The cancellation caused an uproar in the security community as bloggers repeated Ruiu's posting. But in an email message to CSO Magazine's Steve Ragan, Filiol said that although some officials had advised him to cancel, the decision was his own.

"I think I will never do this talk," Filiol wrote. "From a personal point of view, there are too many mad people in the world and I do not [want to have] responsibility that a small group of people use my work to harm people and provoke disruption in modern countries."

A description of the CanSecWest presentation that Filiol had posted on his own blog, then later took down, was still available in Google's cache Monday morning.

The synopsis suggests that cyberattacks by themselves are not enough to secure a tactical military advantage over an enemy and need to be used as part of a larger strategy.

"It is the clever and evil combination of cyber and conventional tools that will provide major disruption and chaos effects," Filiol had written.

Filiol also planned to illustrate his point by simulating scenarios in which "attackers could provoke major disruption, disorder and chaos" in the U.S.

Filiol is head of the Operational Cryptography and Computer Virology lab at Paris-based engineering university ESIEA (École supérieure d'informatique, électronique, automatique) and a former officer in the French army. His research interests include computer warfare, according to his website and resume.

The issue of how much security experts can and should say about the exploits and vulnerabilities they discover has always been contentious.

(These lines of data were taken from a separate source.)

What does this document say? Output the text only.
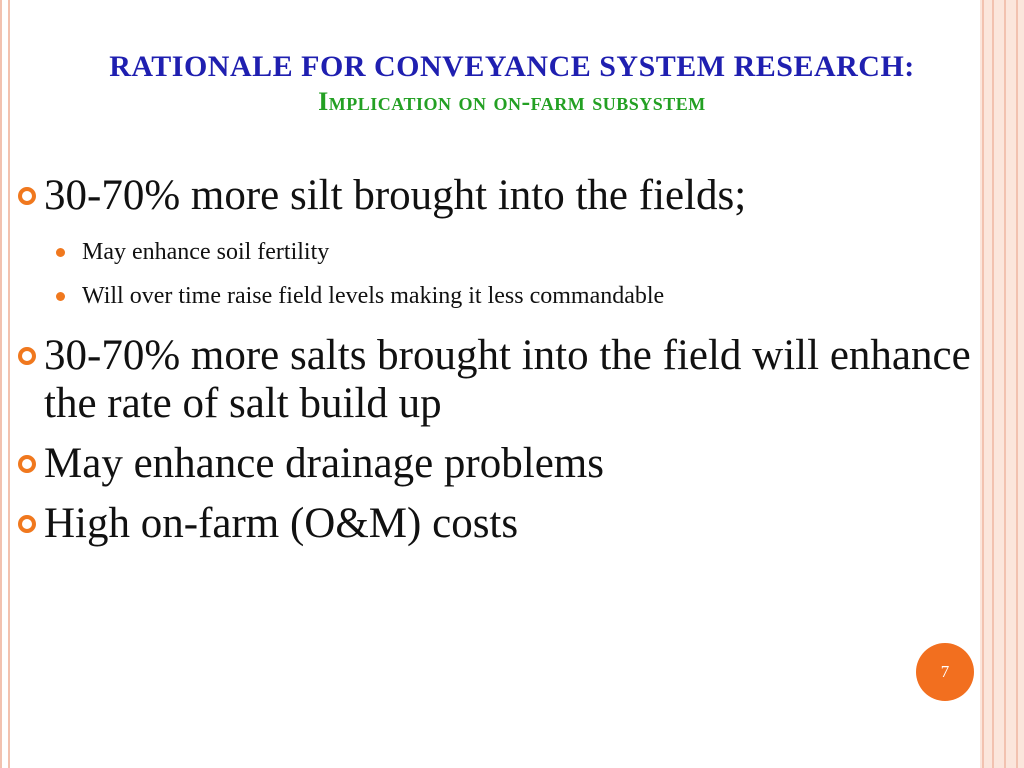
RATIONALE FOR CONVEYANCE SYSTEM RESEARCH:
Implication on on-farm subsystem
30-70% more silt brought into the fields;
May enhance soil fertility
Will over time raise field levels making it less commandable
30-70% more salts brought into the field will enhance the rate of salt build up
May enhance drainage problems
High on-farm (O&M) costs
7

At the RSA security conference in San Francisco last month, Dan Guido of New York security firm Trail of Bits noted that cybercriminals do very little research and development on their own, often relying instead on professional researchers' disclosures to conduct their attacks.

"I haven't seen a whole lot of R&D done by any attacker group anywhere," Guido said. "The kinds of vulnerabilities that get exploited are the kinds where they're handed instructions on how to do it. ... I actually wonder here if we're digging our own grave, or if certain people are advancing the state of the art in ways that, unfortunately, come back to bite us."